Le noir lui allait si bien, pourtant Hervé Jaouen troque de temps en temps la couleur fétiche, avec le rouge, de sa carrière de romancier pour celle plus verte de l'Irlande, qui est devenue comme une seconde patrie.
Sa carrière de littérateur a débuté avec La Mariée rouge, roman réédité avec en complément six nouvelles, ce mois-ci chez Bibliomnibus. Cet ouvrage fut le déclencheur d'une carrière littéraire multiforme, Hervé Jaouen abordant quasiment tous les genres, du noir le plus noir, au rose érotique, en passant par la science-fiction et les albums jeunesse.

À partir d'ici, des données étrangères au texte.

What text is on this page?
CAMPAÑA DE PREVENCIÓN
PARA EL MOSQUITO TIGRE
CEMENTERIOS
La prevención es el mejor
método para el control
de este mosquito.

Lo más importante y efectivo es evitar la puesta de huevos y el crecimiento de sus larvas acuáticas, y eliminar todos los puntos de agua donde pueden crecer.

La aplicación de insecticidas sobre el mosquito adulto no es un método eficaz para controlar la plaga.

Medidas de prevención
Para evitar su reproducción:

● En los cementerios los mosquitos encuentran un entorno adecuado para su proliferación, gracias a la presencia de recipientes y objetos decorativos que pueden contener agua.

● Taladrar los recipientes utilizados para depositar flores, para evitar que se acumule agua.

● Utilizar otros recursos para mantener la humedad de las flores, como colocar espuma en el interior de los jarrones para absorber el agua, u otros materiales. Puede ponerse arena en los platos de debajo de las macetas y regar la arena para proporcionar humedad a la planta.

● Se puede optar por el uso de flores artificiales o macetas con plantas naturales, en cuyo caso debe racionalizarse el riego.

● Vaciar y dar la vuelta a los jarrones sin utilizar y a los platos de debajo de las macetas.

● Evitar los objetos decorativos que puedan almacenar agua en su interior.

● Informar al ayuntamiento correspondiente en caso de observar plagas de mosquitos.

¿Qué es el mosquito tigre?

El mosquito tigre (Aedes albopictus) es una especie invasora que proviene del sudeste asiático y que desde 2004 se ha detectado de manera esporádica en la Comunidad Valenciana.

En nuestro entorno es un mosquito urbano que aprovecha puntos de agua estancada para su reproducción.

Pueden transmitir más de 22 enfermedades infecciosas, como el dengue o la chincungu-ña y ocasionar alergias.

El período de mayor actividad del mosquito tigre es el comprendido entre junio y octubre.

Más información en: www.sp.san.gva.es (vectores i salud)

Mais là où il prend une dimension de témoin, ce sont ses chroniques irlandaises qui au début ne devaient se résoudre qu'en trois volumes, puis qu'il a enrichi, profondément attaché à cette île qu'il a prise comme décor pour quelques romans dont Connemara Queen ou Le Cahier noir.
Ses deux premiers ouvrages sur l'Irlande, Journal d'Irlande qui porte sur une période s'étalant de 1977 à 1983 édité en 1985 aux éditions Calligram, puis Chroniques irlandaises qui va de 1990 jusqu'en 1995, publié en 1995 aux éditions Ouest-France. Deux ouvrages qui ont compté dans sa carrière. Hervé Jaouen s'en explique : Ma femme et moi adorons l'Irlande - la dernière terre habitable d'Europe, comme le dit si bien Michel Déon - et on serait bien allés y habiter si ça n'avait pas posé un tas de problèmes : le boulot de ma femme, la scolarité des gosses, mes parents âgés, etc. On a trouvé un moyen terme : on y va le plus souvent possible. Ce qui m'a amené à écrire des notes de voyage, Journal d’Irlande, Chroniques irlandaises et La cocaïne des tourbières. Je dois dire que cette trilogie a fait autant pour ma notoriété que mes polars, en donnant de moi une autre image, ce que je voulais, d'ailleurs. Quant à être traduit en anglais, c'est presque impossible. Le monde anglophone a une telle production qu'il n'a guère besoin de nous, auteurs continentaux. Ça a toujours été ainsi, malgré les efforts développés par les éditeurs français ou les institutions françaises à l'étranger. Connemara Queen a été traduit en anglais, par une étudiante anglaise dans le cadre d'une maîtrise de traductologie. J'ai fait lire la traduction à un agent anglais et à un agent américain. Ils l'ont trouvée bonne, voire excellente, côté américain. Malgré cela, ils n'ont pas pu la placer. Pourquoi ? Parce que, m'a dit l'agent américain en question, la plupart des éditeurs n'achètent pas un livre mais un auteur. Auteur qui doit être présent, dont on doit pouvoir vendre l'image. Heureusement que nous n'en sommes pas encore là, en France.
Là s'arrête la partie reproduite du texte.